И так, сколько мне тут сидеть? Судя по репликам из зала, публика в трибунале подобралась весьма неоднородная. Разброс в плане историко-социально-культурной принадлежности: от средневекового посадника до следователя НКВД. А председатель? Илья попытался соотнести означенного члена с известными типажами. Похож на купчину из позапрошлого века. Дворянскими манерами и излишней интеллигентностью никто не обременен. Таким запросто можно впарить, про безопасность болячки, от которой преставился сосед по камере. Но, во-первых…
Неожиданно зашуршало и забормотало в другом углу. Сначала невнятно, потом частой шепотной скороговоркой:
– Ой товарищи же, товарищи! За ще пытаете?

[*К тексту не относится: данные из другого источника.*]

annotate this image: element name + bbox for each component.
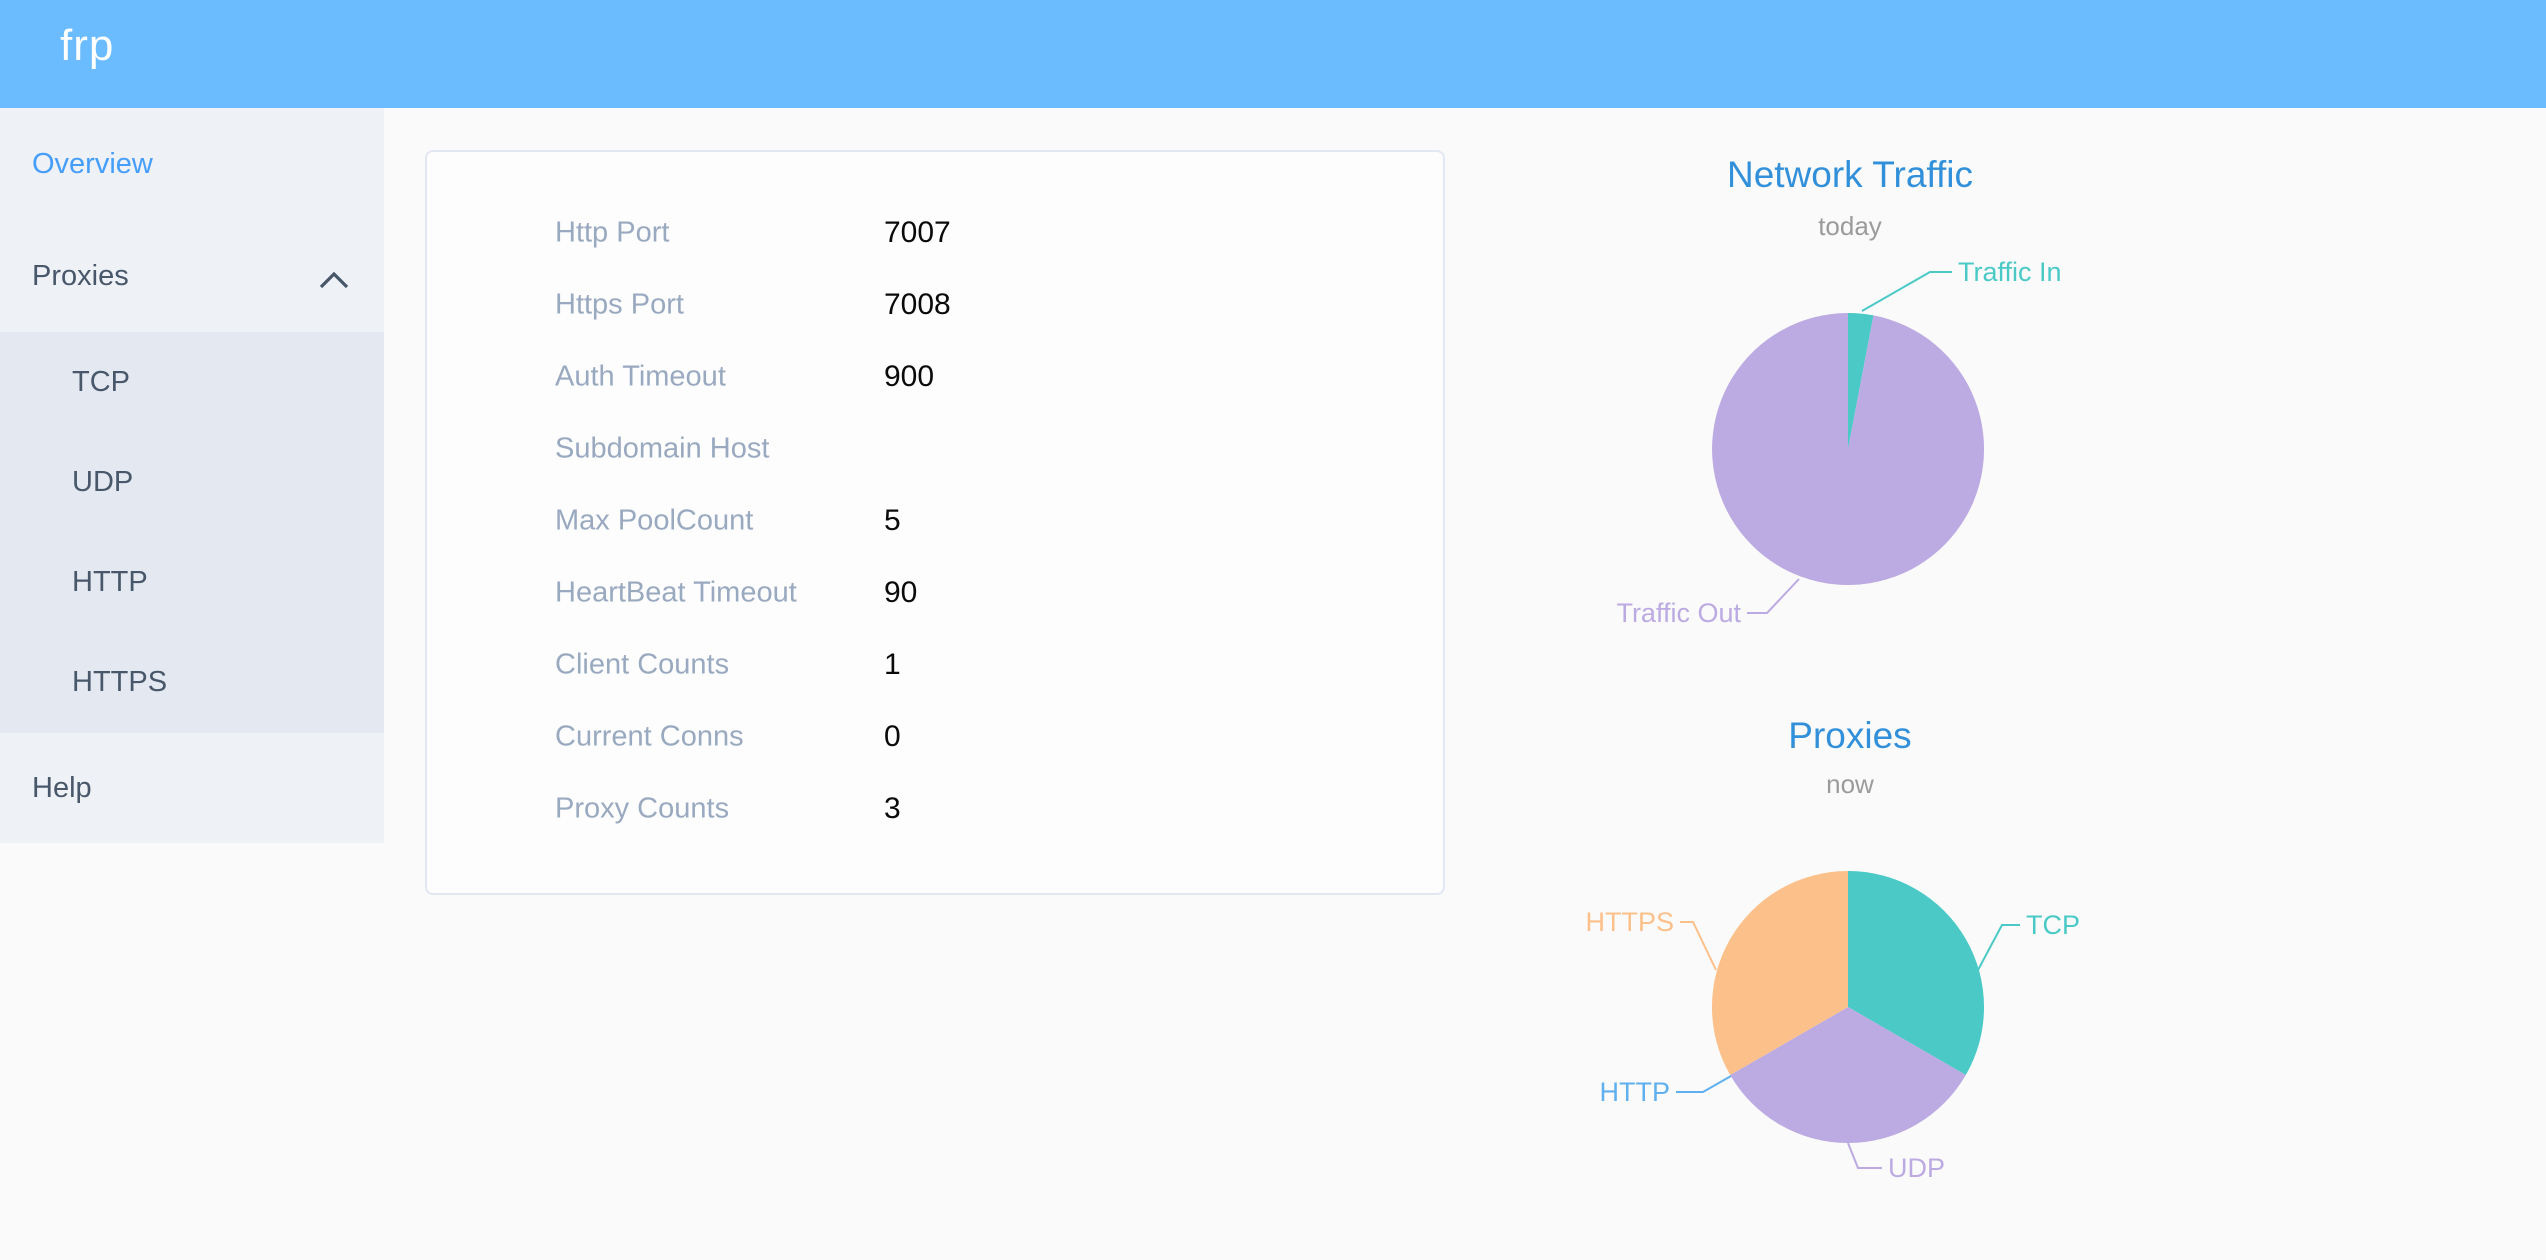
pie-slice-traffic-in[interactable]	[1848, 313, 1874, 449]
label-line-udp	[1847, 1142, 1882, 1169]
config-value: 1	[884, 648, 901, 681]
config-label: Max PoolCount	[555, 504, 754, 537]
slice-label-traffic-in: Traffic In	[1958, 257, 2062, 287]
config-label: Http Port	[555, 216, 670, 249]
proxies-chart-title: Proxies	[1788, 715, 1912, 756]
sidebar-submenu: TCP UDP HTTP HTTPS	[0, 332, 384, 733]
config-row-max-poolcount: Max PoolCount 5	[427, 485, 1443, 557]
config-value: 3	[884, 792, 901, 825]
label-line-tcp	[1977, 924, 2020, 971]
config-row-heartbeat-timeout: HeartBeat Timeout 90	[427, 557, 1443, 629]
config-row-auth-timeout: Auth Timeout 900	[427, 341, 1443, 413]
pie-slice-traffic-out[interactable]	[1712, 313, 1985, 585]
label-line-traffic-in	[1861, 271, 1952, 312]
config-label: Client Counts	[555, 648, 730, 681]
config-value: 900	[884, 360, 935, 393]
overview-card: Http Port 7007 Https Port 7008 Auth Time…	[425, 150, 1445, 895]
config-row-subdomain-host: Subdomain Host	[427, 413, 1443, 485]
sidebar-item-tcp[interactable]: TCP	[72, 366, 130, 398]
pie-slice-udp[interactable]	[1730, 1007, 1966, 1144]
frp-logo: frp	[60, 21, 115, 70]
config-row-client-counts: Client Counts 1	[427, 629, 1443, 701]
config-label: Proxy Counts	[555, 792, 730, 825]
config-value: 0	[884, 720, 901, 753]
proxies-chart-subtitle: now	[1826, 769, 1874, 799]
config-row-proxy-counts: Proxy Counts 3	[427, 773, 1443, 845]
config-label: Current Conns	[555, 720, 744, 753]
pie-slice-https[interactable]	[1711, 871, 1848, 1075]
slice-label-http: HTTP	[1600, 1077, 1671, 1107]
sidebar-item-proxies-label: Proxies	[32, 260, 129, 292]
network-traffic-chart-subtitle: today	[1818, 211, 1882, 241]
config-label: Subdomain Host	[555, 432, 770, 465]
network-traffic-pie-chart: Traffic In Traffic Out	[1616, 257, 2062, 628]
chevron-up-icon[interactable]	[316, 266, 352, 292]
config-row-http-port: Http Port 7007	[427, 197, 1443, 269]
sidebar-item-help[interactable]: Help	[0, 760, 384, 816]
sidebar-item-overview[interactable]: Overview	[0, 136, 384, 192]
config-value: 90	[884, 576, 918, 609]
config-row-https-port: Https Port 7008	[427, 269, 1443, 341]
sidebar-item-http[interactable]: HTTP	[72, 566, 148, 598]
network-traffic-chart-title: Network Traffic	[1726, 154, 1974, 195]
config-label: Https Port	[555, 288, 684, 321]
sidebar-item-https[interactable]: HTTPS	[72, 666, 168, 698]
label-line-traffic-out	[1747, 578, 1800, 614]
label-line-https	[1680, 921, 1717, 971]
config-row-current-conns: Current Conns 0	[427, 701, 1443, 773]
slice-label-tcp: TCP	[2026, 910, 2080, 940]
slice-label-traffic-out: Traffic Out	[1616, 598, 1741, 628]
pie-slice-tcp[interactable]	[1848, 871, 1985, 1075]
config-value: 5	[884, 504, 901, 537]
slice-label-udp: UDP	[1888, 1153, 1945, 1183]
config-label: Auth Timeout	[555, 360, 726, 393]
sidebar-item-overview-label: Overview	[32, 148, 153, 180]
sidebar: Overview Proxies TCP UDP HTTP HTTPS Help	[0, 108, 384, 843]
slice-label-https: HTTPS	[1585, 907, 1674, 937]
config-value: 7008	[884, 288, 951, 321]
app-header: frp	[0, 0, 2546, 108]
config-value: 7007	[884, 216, 951, 249]
proxies-pie-chart: TCP UDP HTTP HTTPS	[1585, 871, 2080, 1183]
label-line-http	[1676, 1075, 1732, 1093]
sidebar-item-udp[interactable]: UDP	[72, 466, 134, 498]
sidebar-item-proxies[interactable]: Proxies	[0, 248, 384, 304]
config-rows: Http Port 7007 Https Port 7008 Auth Time…	[427, 197, 1443, 845]
config-label: HeartBeat Timeout	[555, 576, 797, 609]
sidebar-item-help-label: Help	[32, 772, 92, 804]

Угол до сих пор сохранял полную неподвижность и молчание. И вот те, нате! Явление третье: те же и пастень. Масса в углу зашевелилась. Илья начал различать контуры. Под самым потолком в помещении таки имелось щелеобразное окошко. Когда его привели, была уже ночь. Сейчас окошко проступило густо серым сумраком. Только что объявившийся сосед, опять забормотал.
– Ты кто? – без обиняков перебил Илья. – Эй! Ты откуда проявился?
– 3 Харьковчины.
– Давно здесь?
– Тры ж дни. Сегодня выпускать збиралыся. Теперь еще тры сидэть.
– Из-за чего?
– Из-за тебя! – внезапно озлился собеседник. – Свет ему подавай. Ой панове, ой не губите, Ой, герр офицер, отпустите меня. Ой, Божечки, Божечки, за что караешь? Не виновен. Только приказы исполнял.
– Из какого ты года проявился?
– Отстань. 3 сорок четвертого. Отвяжись. Ничего тебе не скажу. Донесешь!
– Придурок! – озлился наконец и сам Илья.
– А я вот удавочку совью и на шею тебе накину, как уснешь, – прошипел сосед.
Общаться расхотелось. Лучше бы вообще не начинал.
Предрассветный сумрак окончательно вогнал в тоску. Расползлась сырость. На коже куртки осела холодная испарина. В дальнем углу давно перестали кашлять, дышать, впрочем, тоже.
Розоватую, протянувшую в окошко один единственный хилый пальчик, зорю встречали трое живых и один труп. Первый в этой жизни, /если она – жизнь/.
Простота и быстрота, с какой труп образовался, Илью доконали. Или началась, давно ожидаемая, реакция на стресс? Он сидел на корточках, привалившись спиной к стенке, и трясся в крупном ознобе. Зубы клацали. Свалиться бы на пол, закрыть голову руками и взвыть. Но глаз сам, уголком, краешком наблюдал за живым соседом. Удавочка, которую тот посулил, крепко запала в душу.